Exercise 6.1

Q1. In the given figure, lines AB and CD intersect at O. If ∠AOC + ∠BOE = 70° and ∠BOD = 40°, find ∠BOE and reflex ∠COE.

Given: Lines AB and CD intersect at O.  

To find: ∠BOE and reflex ∠COE

Solution: ∠AOC = ∠BOD = 40° (Vertically opposite angles)

But ∠AOC + ∠BOE = 70° (Given)

∴ ∠BOE = 70° – 40°

= 30° Ans.

Now, ∠AOC + ∠COE + ∠BOE = 180° (AB is a straight line)

∴ 40° + ∠COE + 30° = 180°

⇒ 70° + ∠COE = 180°

⇒ ∠COE = 180° – 70°

⇒ ∠COE = 110°

∴ Reflex ∠COE = 360° – 110° = 250° Ans.

Q2. In the given figure, lines XY and MN intersect at O. If ∠POY = 90° and a:b = 2:3, find c.

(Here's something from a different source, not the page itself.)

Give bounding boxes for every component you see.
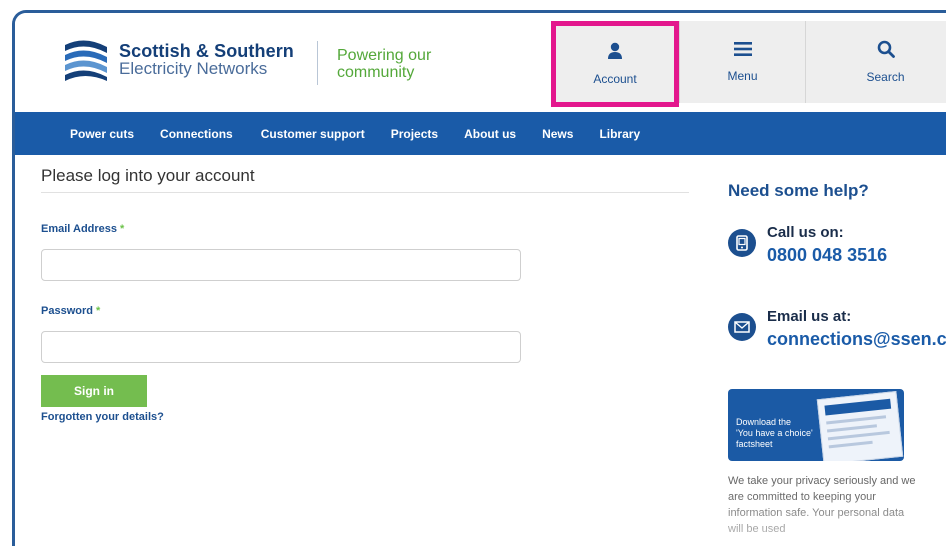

Given: Lines XY and MN intersect at O. ∠POY = 90° and a:b = 2:3.

To find: c

Solution: Let a = 2x and b = 3x

∠POY = 90° (Given)

∴ ∠POX = 90° (Linear pair)

⇒ a + b = 90°

⇒ 2x + 3x = 90°

⇒ 5x = 90°

⇒ x = 18°

∴ a = 2x = 36° and b = 3x = 54°

Now, b + c = 180° (Linear pair)

⇒ 54° + c = 180°

⇒ c = 180° – 54°

⇒ c = 126° Ans.

Q3. In the given figure, if ∠PQR = ∠PRQ, then prove that ∠PQS = ∠PRT.

Given: ∠PQR = ∠PRQ

To prove: ∠PQS = ∠PRT

Proof: ∠PQS + ∠PQR = 180° (1) (Linear pair)

∠PRT + ∠PRQ = 180° (2) (Linear pair)

From (1) and (2), we get

∠PQS + ∠PQR = ∠PRT + ∠PRQ

But ∠PQR = ∠PRQ (Given)

∴ ∠PQS = ∠PRT 

Q4. In the given figure, if x + y = w + z, then prove that AOB is a line.

Given: x + y = w + z

To prove: AOB is a line

Proof: x + y + z + w = 360° (Complete angle)

But x + y = w + z (Given)

∴ x + y + x + y = 360°

⇒ 2x + 2y = 360°

⇒ 2 (x + y) = 360°

⇒ x + y = 180°

∴ AOB is a line

Q5. In the given figure, POQ is a line. Ray OR is perpendicular to line PQ. OS is another ray lying between rays OP and OR. Prove that ∠ROS = ½ (∠QOS – ∠POS).

Given: POQ is a line. Ray OR line PQ. OS is another ray lying between rays OP and OR.

To prove: ∠ROS = ½ (∠QOS – ∠POS)

Proof: OR ⊥ PQ (Given)

∴∠POR = 90°

∠POS + ∠ROS = 90° (1)

and ∠POS + ∠QOS = 180° [Linear pair]

⇒ (∠POS + ∠QOS)/2 = 180°/2

⇒ ½ ∠POS + ½ ∠QOS = 90° (2)

From (1) and (2), we get

∠POS + ∠ROS = ½ ∠POS + ½ ∠QOS

⇒ ∠ROS = ½ ∠POS + ½ ∠QOS – ∠POS

⇒ ∠ROS = ½ ∠QOS – ½ ∠POS

⇒ ∠ROS = ½ (∠QOS – ∠POS)

Q6. It is given that ∠XYZ = 64° and XY is produced to point P. Draw a figure from the given information. If ray YQ bisects ∠ZYP, find ∠XYQ and reflex ∠QYP.

Given: ∠XYZ = 64° and XY is produced to point P. Ray YQ bisects ∠ZYP.

To find: ∠XYQ and reflex ∠QYP

Solution: ∠XYZ + ∠ZYP = 180° (Linear pair)

∴ ∠ZYP = 180° – ∠XYZ = 180° – 64° = 116°

∠ZYQ = ½ ∠ZYP = ½ (116°) = 58°

∠XYQ = ∠XYZ + ∠ZYQ = 64° + 58° = 122° Ans.

∠QYP = ∠ZYQ = 58°

∴ Reflex ∠QYP = 360° – 58° = 302° Ans.